Tonnage taxes are due even when ocean liners make losses, which has happened frequently over the past decade; therefore, carriers paid more in those years than they otherwise would. 2 Shipping is capital-intensive, but tonnage taxes provide no relief for such investments. And in some cases, the tax benefits are tied to national economic activity and job creation.

But if tonnage taxes weren’t so good, shipping companies wouldn’t push for them anymore. Israel’s Zim Integrated Shipping Services Ltd., the world’s tenth-largest container line by capacity, has asked local authorities to switch to a tonnage system. 3 Currently, it faces the same 23% tax rate as other Israeli companies. It’s bold demand tax cuts after winning massive windfall profits. But can you really blame the US-listed group for asking, given how their rivals are treated?

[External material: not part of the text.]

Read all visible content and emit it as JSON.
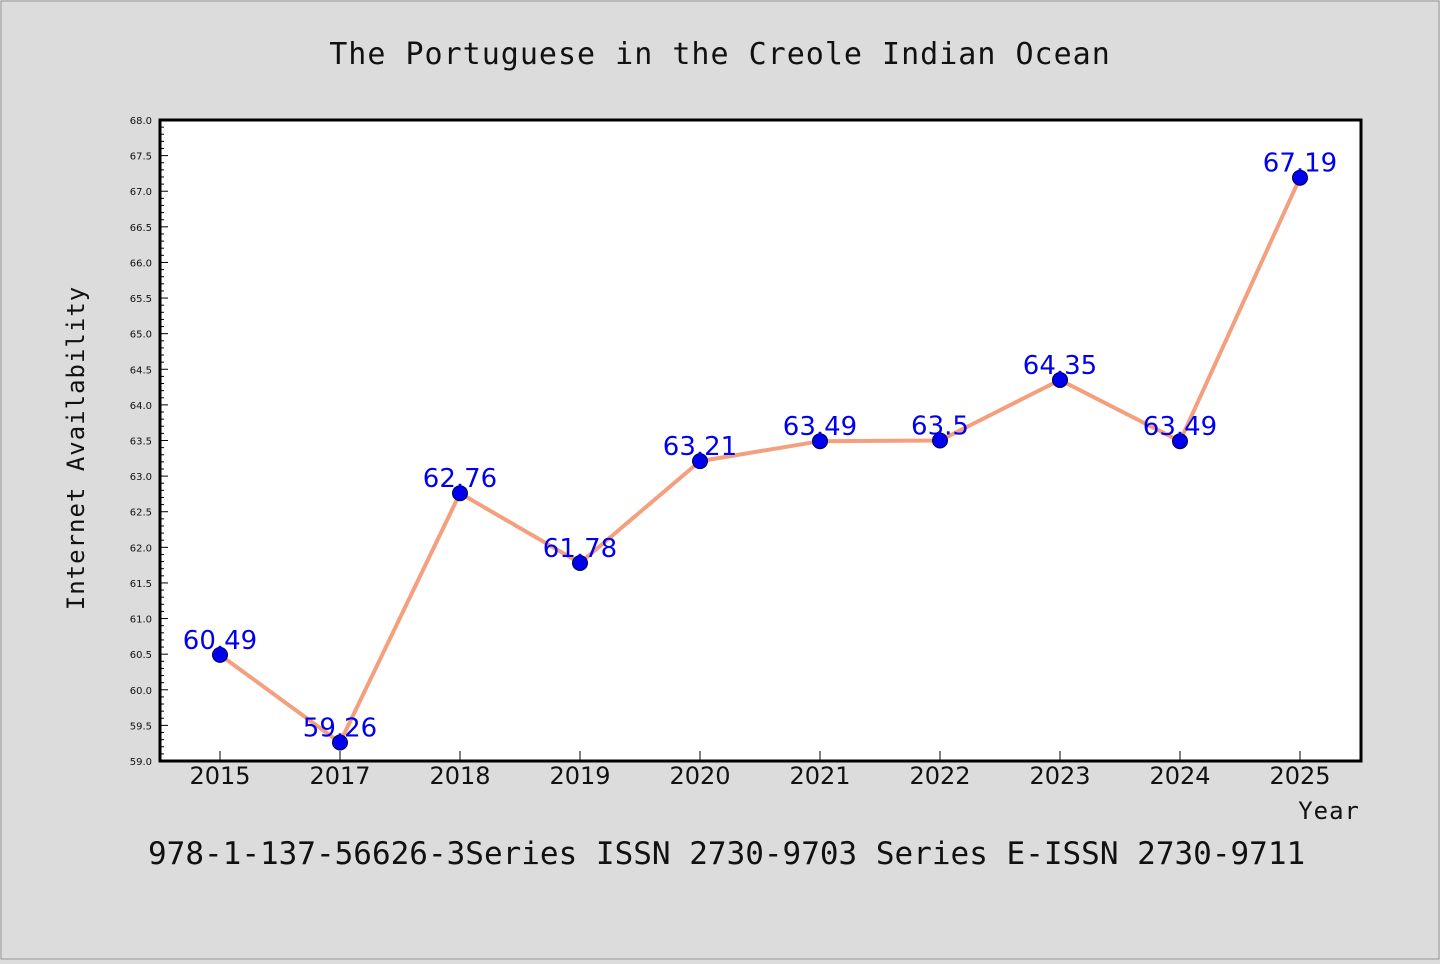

Even after the current acute port congestion subsides, freight costs could remain high compared to historic levels: desperate customers now place more importance on reliable service and accept longer contracts. Mergers and alliances may mean that the industry is better able to reduce overcapacity. If the industry is more profitable than it was in the past, that’s all the more reason to tax it fairly.

An easy first step is to redesign tonnage taxes so that they better support decarbonisation, as for example Portugal is doing. Maritime transport should also be included in carbon markets, as proposed by the EU, in order to pay to pollute.

In the meantime, shipping companies can avoid any threat of windfall taxes by demonstrating that they are responsible stewards of lightly taxed wealth: in addition to increasing dividends and stock buybacks, Maersk has ordered a dozen vessels running on cleaner methanol, called for a global shipping fuel tax and aims to become carbon neutral by 2040, for example.

Chris Bryant is a Bloomberg Opinion columnist covering industrial companies. He previously worked for the Financial Times.

Warning: This article first appeared on Bloomberg and is published by special syndication agreement.